La plupart ont mis en garde contre de graves répercussions si les déposants perdaient l’accès permanent à leur argent. Le gestionnaire de fonds spéculatifs Bill Ackman a écrit sur Twitter que les conséquences d’un échec du gouvernement à garantir les dépôts de la SVB seraient « vastes et profondes ». Le directeur général de Y Combinator, Garry Tan, a qualifié l’échec de la banque d’événement de niveau d’extinction pour les start-ups – quelques jours avant que l’accélérateur technologique licencie 20% de son propre personnel dans un mouvement non lié à SVB.

David Sacks, associé général de la société de capital-risque Craft Ventures, qui, comme Calacanis, est un proche associé d’Elon Musk et a un large public sur Twitter, a mis en garde contre de nouvelles ruées bancaires. « Placez SVB dans une banque du Top 4 », a-t-il tweeté. « Faites-le avant l’ouverture de lundi ou il y aura contagion et la crise se propagera. »

Des investisseurs comme l’entrepreneur technologique et investisseur Jason Calacanis, qui se plaignent généralement d’être étouffés par la réglementation, se sont tournés vers Washington après l’effondrement de SVB © Stephen Osman/Los Angeles Times/Getty Images

Leurs appels ont fonctionné. Deux jours après que la Federal Deposit Insurance Corporation a pris le contrôle des actifs de la banque, le Trésor, la Réserve fédérale et la FDIC ont annoncé lundi matin que les déposants auraient accès à tout leur argent.

Le soulagement a cependant été tempéré par la critique du rôle que certains investisseurs en capital-risque ont joué dans la crise de SVB. Lorsque les inquiétudes concernant le bilan de SVB ont augmenté la semaine dernière, des sociétés de capital-risque, dont le Founders Fund de Peter Thiel, ont exhorté les sociétés de portefeuille à agir dans leur propre intérêt et à retirer des fonds. Cela a contribué à déclencher une course sur la banque.

Il y a une accusation plus large d’hypocrisie envers certains des investisseurs en capital-risque qui s’irritent contre la réglementation gouvernementale de la technologie, mais ont exigé que les régulateurs interviennent pour aider les déposants SVB. Aller en ligne pour demander de l’aide « était un moment » athée dans un trou de renard «  », a déclaré un cadre d’un fonds de capital-risque qui se moquait de la conversion de ses pairs.
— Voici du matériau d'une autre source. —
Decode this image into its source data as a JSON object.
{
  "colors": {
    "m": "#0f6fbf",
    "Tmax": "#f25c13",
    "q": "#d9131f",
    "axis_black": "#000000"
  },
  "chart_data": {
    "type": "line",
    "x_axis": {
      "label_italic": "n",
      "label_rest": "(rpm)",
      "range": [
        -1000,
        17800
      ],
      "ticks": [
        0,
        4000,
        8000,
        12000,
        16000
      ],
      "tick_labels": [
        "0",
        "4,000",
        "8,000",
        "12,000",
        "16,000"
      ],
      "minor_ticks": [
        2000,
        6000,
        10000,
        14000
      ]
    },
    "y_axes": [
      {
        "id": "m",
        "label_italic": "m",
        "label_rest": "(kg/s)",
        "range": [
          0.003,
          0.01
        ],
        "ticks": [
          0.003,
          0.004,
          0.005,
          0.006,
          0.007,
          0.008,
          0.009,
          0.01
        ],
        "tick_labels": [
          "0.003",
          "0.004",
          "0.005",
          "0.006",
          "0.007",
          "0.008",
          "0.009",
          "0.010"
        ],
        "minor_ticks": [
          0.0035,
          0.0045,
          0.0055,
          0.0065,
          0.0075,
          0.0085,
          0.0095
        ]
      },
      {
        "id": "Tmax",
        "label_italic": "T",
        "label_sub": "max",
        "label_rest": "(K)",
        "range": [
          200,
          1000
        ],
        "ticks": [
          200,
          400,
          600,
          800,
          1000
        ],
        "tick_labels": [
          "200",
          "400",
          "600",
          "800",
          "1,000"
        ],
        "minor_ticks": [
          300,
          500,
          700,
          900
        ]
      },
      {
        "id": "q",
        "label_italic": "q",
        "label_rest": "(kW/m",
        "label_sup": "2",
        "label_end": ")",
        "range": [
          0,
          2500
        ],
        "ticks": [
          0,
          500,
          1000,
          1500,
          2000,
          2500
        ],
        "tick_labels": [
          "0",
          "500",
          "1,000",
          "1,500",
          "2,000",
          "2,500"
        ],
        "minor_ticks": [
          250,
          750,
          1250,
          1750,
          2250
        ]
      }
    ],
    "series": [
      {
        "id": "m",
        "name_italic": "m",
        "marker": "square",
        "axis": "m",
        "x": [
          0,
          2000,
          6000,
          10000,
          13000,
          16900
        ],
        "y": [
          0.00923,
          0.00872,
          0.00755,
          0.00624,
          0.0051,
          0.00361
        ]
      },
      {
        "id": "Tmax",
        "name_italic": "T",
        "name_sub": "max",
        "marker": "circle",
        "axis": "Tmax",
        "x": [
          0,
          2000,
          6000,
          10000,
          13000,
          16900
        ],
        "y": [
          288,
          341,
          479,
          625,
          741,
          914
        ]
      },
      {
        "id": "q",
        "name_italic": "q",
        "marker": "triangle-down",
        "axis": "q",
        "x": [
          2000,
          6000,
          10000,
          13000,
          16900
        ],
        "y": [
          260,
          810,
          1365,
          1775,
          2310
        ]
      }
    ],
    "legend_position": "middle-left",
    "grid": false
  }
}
Certains investisseurs craignent que l’effondrement de SVB ne se traduise par une réaction violente contre le secteur de la technologie à un moment où le débat sur l’impact des médias sociaux sur les jeunes et le pouvoir de monopole potentiel de certaines des plus grandes entreprises de technologie fait déjà rage.

Les partisans peuvent souligner le rôle du secteur technologique en tant que moteur d’innovation de l’économie américaine. Mais après une forte chute des valeurs technologiques au cours de la dernière année, des licenciements massifs et maintenant la faillite de la banque préférée du secteur, les entreprises naviguent dans un environnement de plus en plus hostile.

Janet Yellen tourne une page dans un classeur à levier alors qu'elle siège au Sénat
La secrétaire au Trésor américaine Janet Yellen a d’abord été critiquée par les libertaires pour ne pas en faire assez, avant que le gouvernement ne garantisse de protéger les déposants de la SVB © AFP via Getty Images

Margaret O’Mara, professeur d’histoire à l’Université de Washington et auteur de Le code : la Silicon Valley et la refonte de l’Amériqueaffirme qu’il est possible que les régulateurs utilisent l’effondrement de SVB pour pousser à une réglementation plus stricte du secteur technologique.

« Il y a une certaine impudeur de libertaires au franc-parler qui n’ont pas tardé à gronder [Treasury secretary] Janet Yellen sur ce qu’elle ne faisait pas », dit-elle. «Mais une partie de cela était défensive. Certaines personnes ont le sentiment qu’il y a une guerre contre la technologie et que les régulateurs n’aideraient pas.

Vallée du hall

Fondée en 1983, la Silicon Valley Bank était le prêteur incontournable des start-ups technologiques. La banque a compris les idiosyncrasies des entreprises en démarrage, qui ont souvent des financements mais pas de bénéfices. Il offrait des prêts, des comptes chèques, des investissements en capital-risque, des opportunités de réseautage et des conseils financiers aux investisseurs et aux fondateurs. Au moment de son échec, il faisait affaire avec près de la moitié de toutes les start-ups soutenues par du capital-risque aux États-Unis.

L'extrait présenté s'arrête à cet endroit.